Por falar em «correia de transmissão»
Estive a ver a emissão de 4 de Abril do programa A Torto e a Direito (TVI24). Fascinam-me as opiniões de Fernanda Câncio sobre o caso Freeport. Para esta jornalista, existem acusações «infundadas» sobre o primeiro-ministro, «alegadas» pressões sobre os procuradores encarregados da investigação, «alegadas» testemunhas, «alegados» acusadores e «alegados» casos relativos ao processo de licenciamento do Freeport. Em contrapartida, a jornalista tem duas fundadas certezas: a) há jornais e jornalistas que estão a servir de «correia de transmissão» para «recados» (leia-se «ataques») contra o Partido Socialista e o Primeiro-Ministro; b) não há investigação jornalística sobre o caso Freeport, apenas o patrocínio da violação do segredo de justiça através da publicação das fugas de informação (deturpadas ou não).

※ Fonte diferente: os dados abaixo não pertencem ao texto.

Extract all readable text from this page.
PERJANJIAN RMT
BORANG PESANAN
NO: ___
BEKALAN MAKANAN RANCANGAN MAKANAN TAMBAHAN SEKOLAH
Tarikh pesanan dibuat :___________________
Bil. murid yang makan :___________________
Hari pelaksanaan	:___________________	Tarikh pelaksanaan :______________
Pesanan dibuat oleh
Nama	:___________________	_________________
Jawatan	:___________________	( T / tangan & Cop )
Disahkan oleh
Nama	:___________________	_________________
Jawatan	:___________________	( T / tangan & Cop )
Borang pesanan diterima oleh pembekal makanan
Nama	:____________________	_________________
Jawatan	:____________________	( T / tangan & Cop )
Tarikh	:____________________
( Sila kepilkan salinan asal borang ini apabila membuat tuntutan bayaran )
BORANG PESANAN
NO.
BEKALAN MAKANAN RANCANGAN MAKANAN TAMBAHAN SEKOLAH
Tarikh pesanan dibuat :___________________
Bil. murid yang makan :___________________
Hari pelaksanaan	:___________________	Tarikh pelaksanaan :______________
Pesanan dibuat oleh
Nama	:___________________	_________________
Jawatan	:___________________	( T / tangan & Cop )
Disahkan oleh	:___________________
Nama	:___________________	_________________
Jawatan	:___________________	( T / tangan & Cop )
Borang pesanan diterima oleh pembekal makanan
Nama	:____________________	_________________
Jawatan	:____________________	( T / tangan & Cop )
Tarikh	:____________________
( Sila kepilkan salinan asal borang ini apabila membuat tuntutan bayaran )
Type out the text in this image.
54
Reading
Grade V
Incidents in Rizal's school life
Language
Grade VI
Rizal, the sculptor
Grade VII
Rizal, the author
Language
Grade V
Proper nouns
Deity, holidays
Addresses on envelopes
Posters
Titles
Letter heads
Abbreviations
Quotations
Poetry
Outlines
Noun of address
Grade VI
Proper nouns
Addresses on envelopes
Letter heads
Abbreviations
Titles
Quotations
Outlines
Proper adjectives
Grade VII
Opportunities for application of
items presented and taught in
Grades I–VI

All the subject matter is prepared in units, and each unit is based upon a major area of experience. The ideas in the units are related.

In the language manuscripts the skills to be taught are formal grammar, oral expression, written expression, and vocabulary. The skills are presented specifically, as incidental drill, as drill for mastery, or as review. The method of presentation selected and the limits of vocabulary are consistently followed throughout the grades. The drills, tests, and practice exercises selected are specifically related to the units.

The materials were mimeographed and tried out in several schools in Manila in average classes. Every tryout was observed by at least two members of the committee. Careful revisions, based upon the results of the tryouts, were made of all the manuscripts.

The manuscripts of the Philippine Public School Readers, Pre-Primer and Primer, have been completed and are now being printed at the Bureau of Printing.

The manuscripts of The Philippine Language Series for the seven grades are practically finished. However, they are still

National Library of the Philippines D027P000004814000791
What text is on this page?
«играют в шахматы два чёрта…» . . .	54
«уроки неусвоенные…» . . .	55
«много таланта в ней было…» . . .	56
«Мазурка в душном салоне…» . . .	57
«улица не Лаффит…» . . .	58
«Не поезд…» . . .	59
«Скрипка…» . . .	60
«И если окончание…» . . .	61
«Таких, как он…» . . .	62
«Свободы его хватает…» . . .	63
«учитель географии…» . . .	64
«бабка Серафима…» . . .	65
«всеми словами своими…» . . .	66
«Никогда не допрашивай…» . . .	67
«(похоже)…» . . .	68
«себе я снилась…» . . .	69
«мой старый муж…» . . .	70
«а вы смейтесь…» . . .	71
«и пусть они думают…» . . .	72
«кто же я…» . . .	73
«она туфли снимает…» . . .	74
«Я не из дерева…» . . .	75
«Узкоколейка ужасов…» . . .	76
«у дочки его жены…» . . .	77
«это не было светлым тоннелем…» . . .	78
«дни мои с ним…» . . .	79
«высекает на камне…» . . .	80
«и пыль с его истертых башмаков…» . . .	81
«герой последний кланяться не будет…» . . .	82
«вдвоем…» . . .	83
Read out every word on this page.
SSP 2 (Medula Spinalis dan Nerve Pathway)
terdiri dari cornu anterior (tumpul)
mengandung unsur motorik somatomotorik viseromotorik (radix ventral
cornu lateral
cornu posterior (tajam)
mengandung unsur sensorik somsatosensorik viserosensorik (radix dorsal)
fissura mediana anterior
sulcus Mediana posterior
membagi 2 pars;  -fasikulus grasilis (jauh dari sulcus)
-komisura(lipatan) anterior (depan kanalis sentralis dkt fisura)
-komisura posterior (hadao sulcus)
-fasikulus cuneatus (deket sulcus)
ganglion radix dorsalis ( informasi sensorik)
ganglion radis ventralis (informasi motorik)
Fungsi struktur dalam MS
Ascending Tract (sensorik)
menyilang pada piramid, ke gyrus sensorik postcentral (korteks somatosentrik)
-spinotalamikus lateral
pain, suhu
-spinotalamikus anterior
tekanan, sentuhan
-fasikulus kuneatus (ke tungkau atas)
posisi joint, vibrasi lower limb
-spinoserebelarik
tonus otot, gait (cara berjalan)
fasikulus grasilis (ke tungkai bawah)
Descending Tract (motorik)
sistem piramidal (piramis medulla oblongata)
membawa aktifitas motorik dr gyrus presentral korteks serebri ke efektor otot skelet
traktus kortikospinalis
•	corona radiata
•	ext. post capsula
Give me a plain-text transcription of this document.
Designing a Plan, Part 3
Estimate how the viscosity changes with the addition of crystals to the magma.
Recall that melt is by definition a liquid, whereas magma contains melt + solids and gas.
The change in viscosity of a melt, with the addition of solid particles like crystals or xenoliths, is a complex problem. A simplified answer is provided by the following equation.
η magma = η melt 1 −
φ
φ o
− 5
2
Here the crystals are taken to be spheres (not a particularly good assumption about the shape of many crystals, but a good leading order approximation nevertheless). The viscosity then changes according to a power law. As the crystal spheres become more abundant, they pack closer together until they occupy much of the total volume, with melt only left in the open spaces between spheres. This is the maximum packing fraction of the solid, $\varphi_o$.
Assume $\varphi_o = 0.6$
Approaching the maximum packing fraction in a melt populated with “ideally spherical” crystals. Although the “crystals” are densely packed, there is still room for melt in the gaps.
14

Notaram a diferença? De um lado, há factos infundados e suposições. Do outro lado, certezas. Fernanda Câncio insurge-se, e bem, contra a violação do segredo e contra as acusações infundadas que pendem sobre o primeiro-ministro. Mas não se coíbe de fazer uso das mesmas conjecturas e do mesmo tipo de acusações (infundadas) relativamente aos jornalistas (Fernanda Câncio não concretiza uma só acusação contra os jornalistas e nem por uma vez refere o nome de um putativo «interesse»). Estamos, novamente, no campo da «campanha negra», sem o epíteto tétrico.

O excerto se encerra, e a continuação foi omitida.